Trevor O'Donnell: Leaders Use Their Words 
O'Donnell was not one of the invited bloggers but a commenter from the field (a follower... or a good example of how silly the term "follower" is?). He made a comment on Michael Kaiser's fairly formulaic "great artists lead the nation" post, laying bare the banality of most of the language used to describe and present art experiences to the public. O'Donnell notes that great leaders don't sell their message with generic templates and exclamation points, but with "relevant, meaningful, motivational language that leverages the needs, wants and desires of their listeners." The way we talk about our work helps shape its importance to current and potential audiences.

This whole debate made me think about Adam Lerner, the Director and Chief Animator of the MCA Denver. Adam and I first met in 2008, when we were part of a National Academies think tank-ish thing on the future of museums and libraries. All the participants were asked to write one-page position papers about museums and libraries in the 21st century. Adam and I wrote papers that split dramatically on either side the lead/follow line. Adam argued for museums to become "less visitor-oriented," and I argued the opposite. He said museums were too spineless to project their own voices and so were misguidedly searching for direction from audiences. I said museums were too self-centered and needed to create community spaces with the growing army of people choosing cultural experiences outside of traditional arts institutions.

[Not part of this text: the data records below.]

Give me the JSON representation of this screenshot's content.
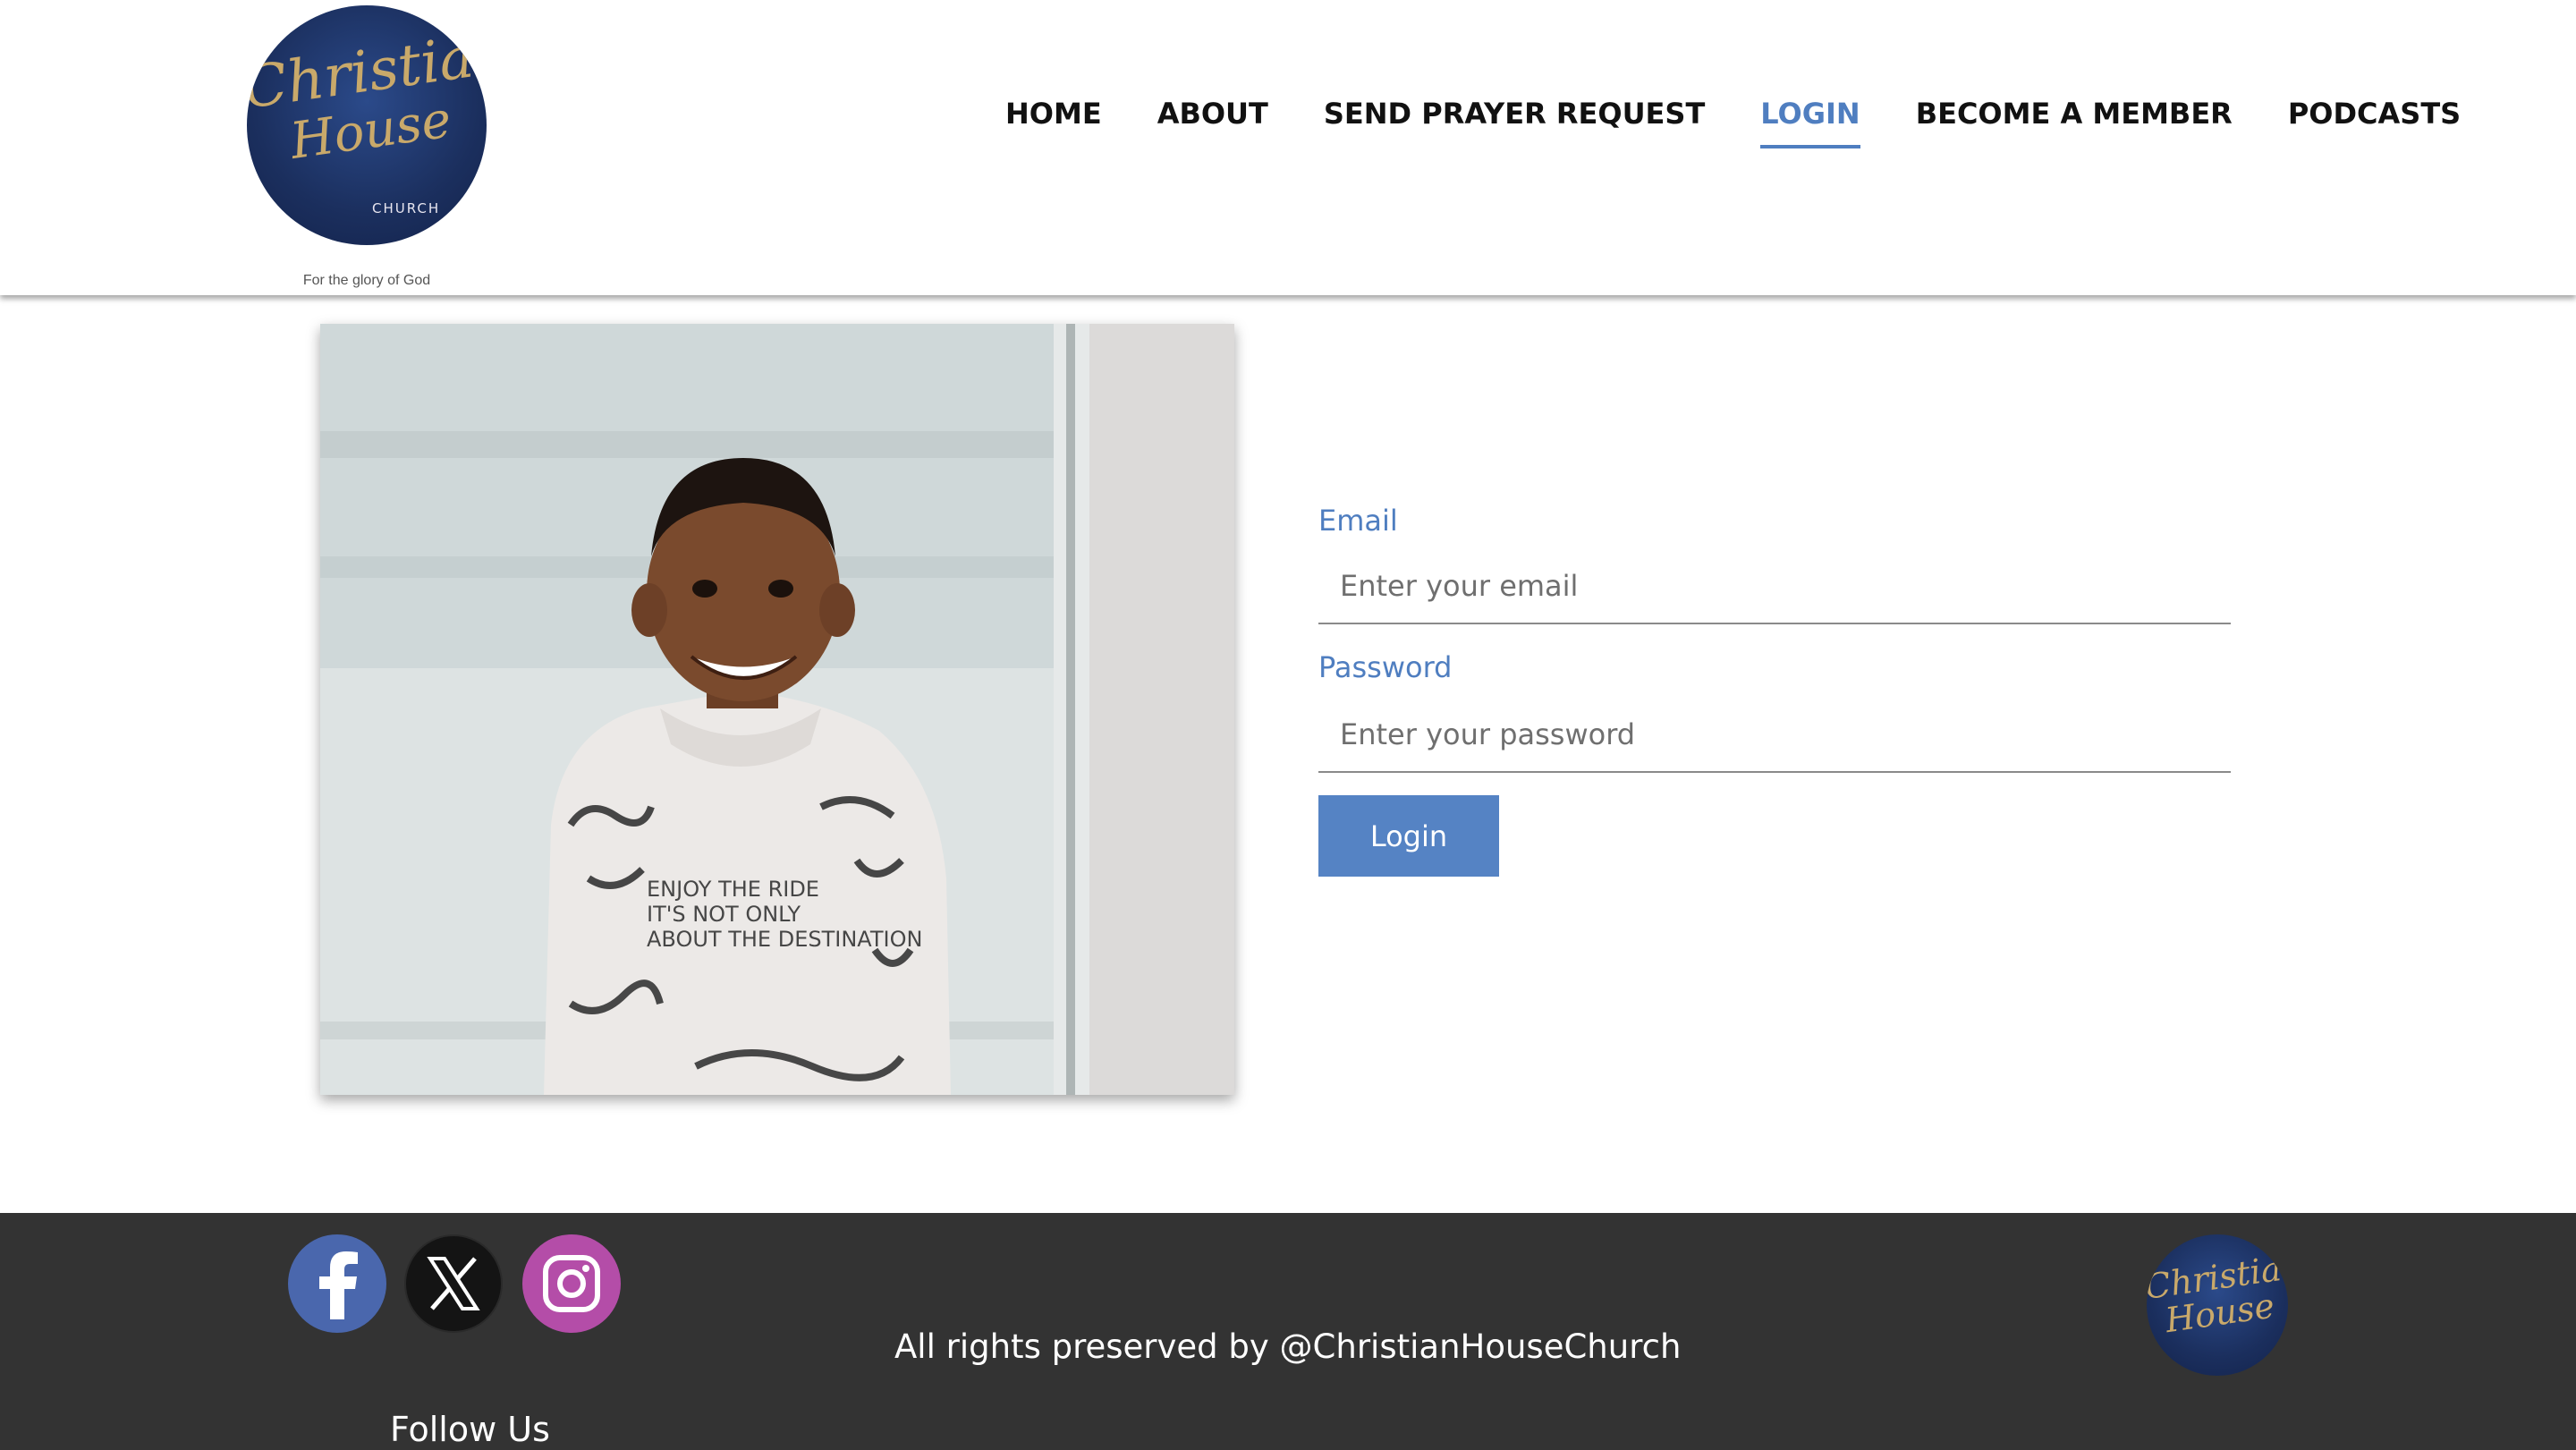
{
  "header": {
    "logo": {
      "line1": "Christian",
      "line2": "House",
      "line3": "CHURCH"
    },
    "tagline": "For the glory of God"
  },
  "nav": {
    "items": [
      {
        "label": "HOME",
        "active": false
      },
      {
        "label": "ABOUT",
        "active": false
      },
      {
        "label": "SEND PRAYER REQUEST",
        "active": false
      },
      {
        "label": "LOGIN",
        "active": true
      },
      {
        "label": "BECOME A MEMBER",
        "active": false
      },
      {
        "label": "PODCASTS",
        "active": false
      }
    ]
  },
  "form": {
    "email_label": "Email",
    "email_placeholder": "Enter your email",
    "email_value": "",
    "password_label": "Password",
    "password_placeholder": "Enter your password",
    "password_value": "",
    "submit_label": "Login"
  },
  "footer": {
    "social_icons": [
      "facebook-icon",
      "x-icon",
      "instagram-icon"
    ],
    "copyright": "All rights preserved by @ChristianHouseChurch",
    "follow_label": "Follow Us",
    "logo": {
      "line1": "Christian",
      "line2": "House"
    }
  },
  "colors": {
    "accent": "#4f7ec0",
    "button": "#5583c4",
    "footer_bg": "#333333",
    "logo_navy": "#1b2f5e",
    "logo_gold": "#c9a96a"
  }
}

Turns out we're a lot more alike than I thought at the time. We both believe that institutions should have a strong identity and should boldly pursue and present it with audiences. The problem is three-fold:
  • some of our institutional identities are not culturally or civically significant (see Bedoya)
  • some of our institutions are too lily-livered to deliver a consistent, strong audience engagement strategy that reflects their unique significance (see Ragsdale)
  • some of our institutions are too lazy to develop an authentic and powerful voice for their identity and program blend (see O'Donnell)
Adam concluded his position paper beautifully, writing:
The paradox is that developing a clear, authentic voice doesn’t isolate the institution but infinitely expands its relevance in the life of the city and citizen. It is so clear what the organic supermarket Whole Foods stands for, so they don’t need to worry about just selling food. They sell clothing, books, classes, skin care, yoga supplies, which all relate to the core of who they are. Museums have had difficulty becoming more integral to people’s life because they lost sight of their core, which should be different for each museum. A museum concerned with integrating art into the life of young people might find it appropriate to open a dance club. A museum that believes that it is most suited to be a temple of art can be a truly meditative oasis in the heart of a bustling city. A museum that is committed to childhood education might find it relevant to open a charter school. Museums in suburban locations need to determine how they can integrate themselves into the leisure patterns of their own constituency. Museums shouldn’t change by looking elsewhere; they should change by looking more carefully at themselves. That’s too difficult a task to pass off to visitors.
I'd add the caveat that for some institutions, it's too difficult a task to pass off to visitors. In an institution like mine, where the organizational identity is built on participation, the task can and must include them.

In the end, the issue is not who is leading or following, but the fact that we're dancing with our audiences in the same room, together. Not in separate rooms to separate songs.

What did you get out of the Lead or Follow experience? How do you respond to this question?